Lösung: Inklusion verändert Rahmenbedingungen für vielfältige Teilhabe, während Integration Menschen eher in bestehende Strukturen einfügt. — Prüfe, wo die hauptsächliche Veränderung erwartet wird: bei der einzelnen Person oder bei den gesellschaftlichen Bedingungen.
Frage 2 von 3MittelEine Bibliothek baut eine Rampe, bietet ihre Veranstaltungsinformationen aber nur als schwer lesbaren Ausdruck an. Was folgt daraus?
Lösung: Eine bauliche Barriere wurde abgebaut, während eine sprachliche oder mediale Barriere bestehen kann. — Teilhabe kann an mehreren Barrieren gleichzeitig scheitern.
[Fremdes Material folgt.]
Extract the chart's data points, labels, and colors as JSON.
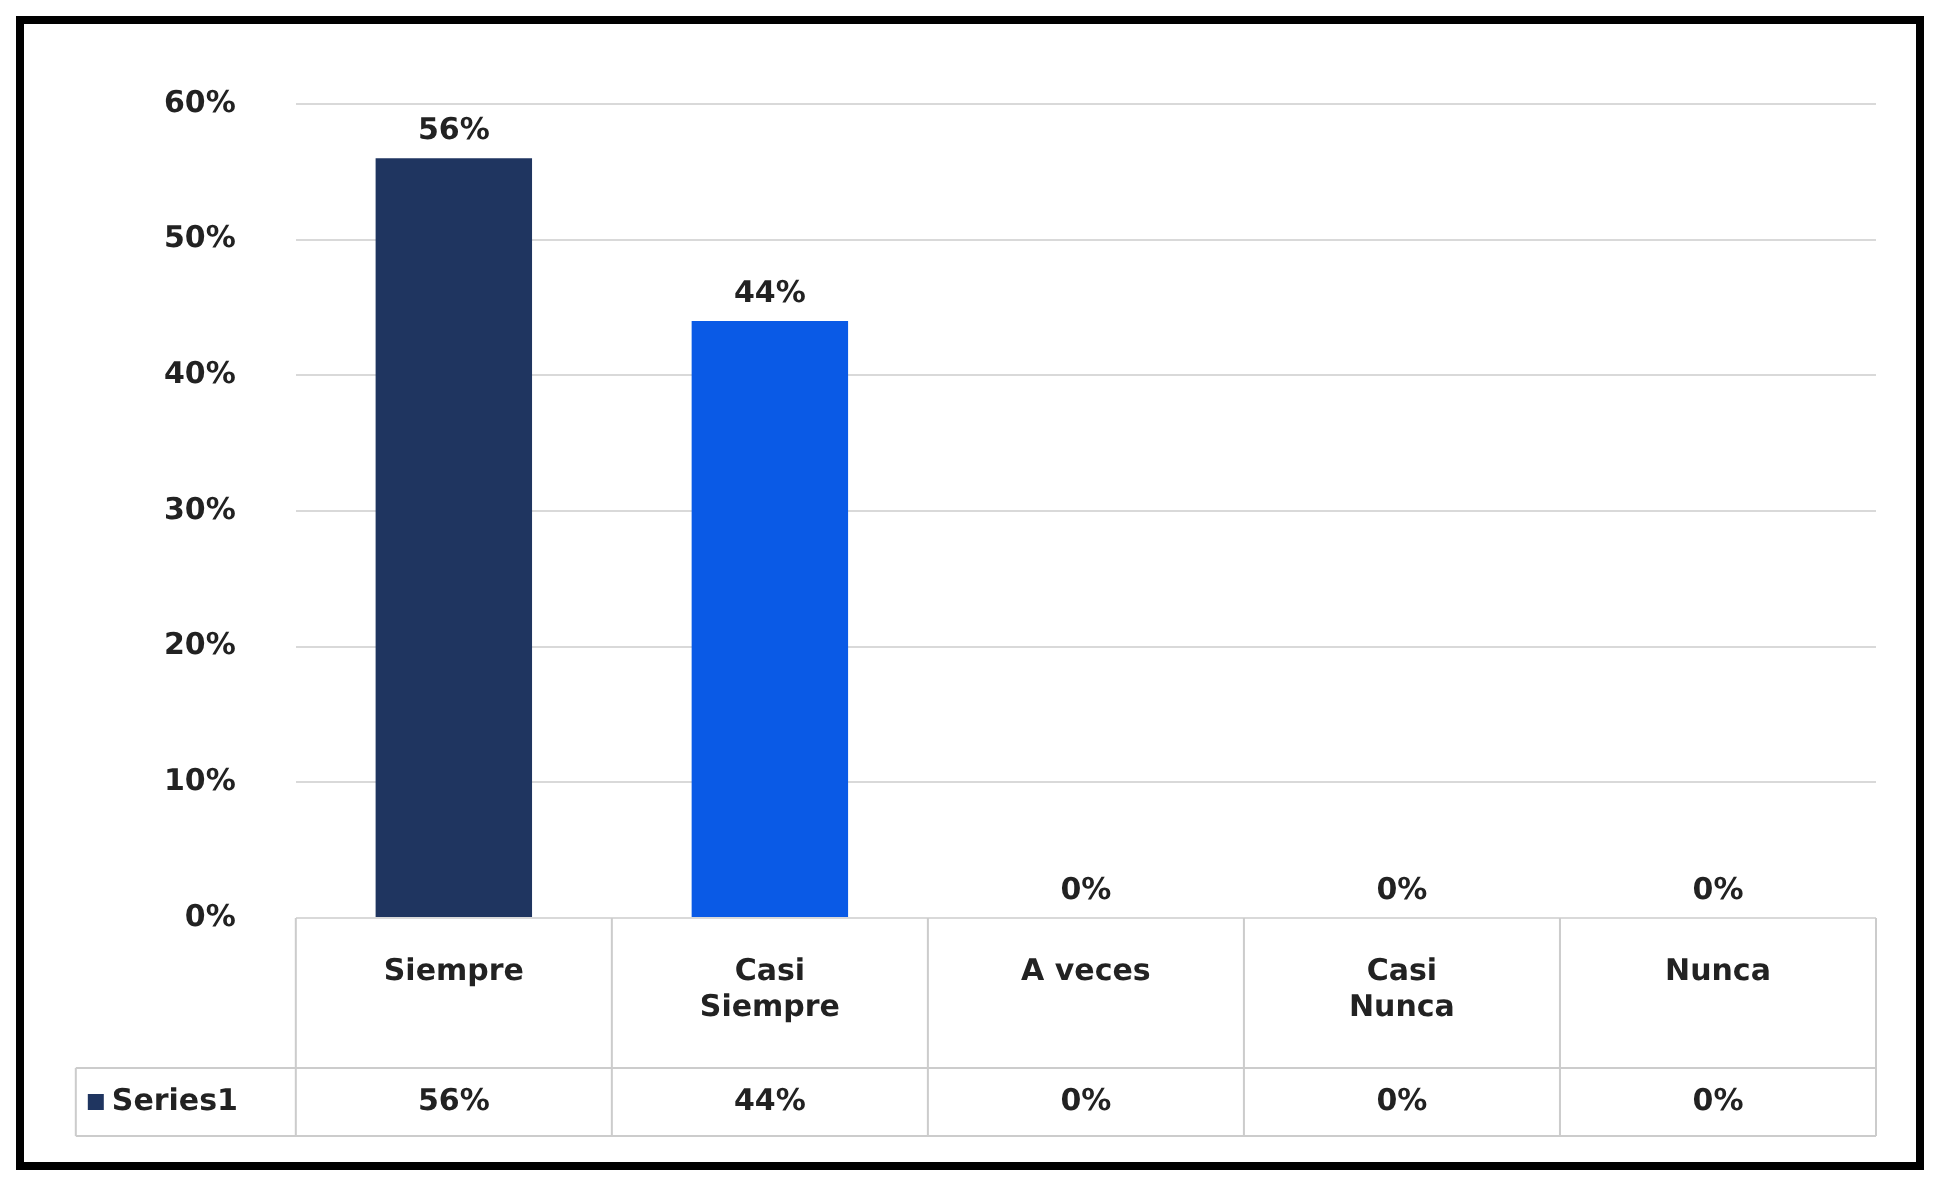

Deshalb musst du den ganzen Weg von der Information bis zur Nutzung betrachten.
Frage 3 von 3SchwerEin Jugendparlament möchte Sitzungen ausschließlich online anbieten, um eine Treppe im bisherigen Raum zu umgehen. Welche Prüfung ist am sinnvollsten?
Lösung: Prüfen, ob das Onlineformat die bauliche Barriere abbaut, zugleich digital zugänglich ist und zusammen mit Betroffenen entwickelt wurde. — Eine begründete Beurteilung betrachtet Wirkung und Nebenfolgen. Gute Lösungen beseitigen die entscheidende Barriere, schaffen möglichst keine neue und berücksichtigen die Erfahrungen der Betroffenen.

Du kannst einen Teilhabefall beurteilen, wenn du nicht nur fragst, ob alle formal dasselbe Angebot erhalten. Entscheidend ist, ob unterschiedliche Menschen das Angebot tatsächlich selbstbestimmt nutzen und mitgestalten können.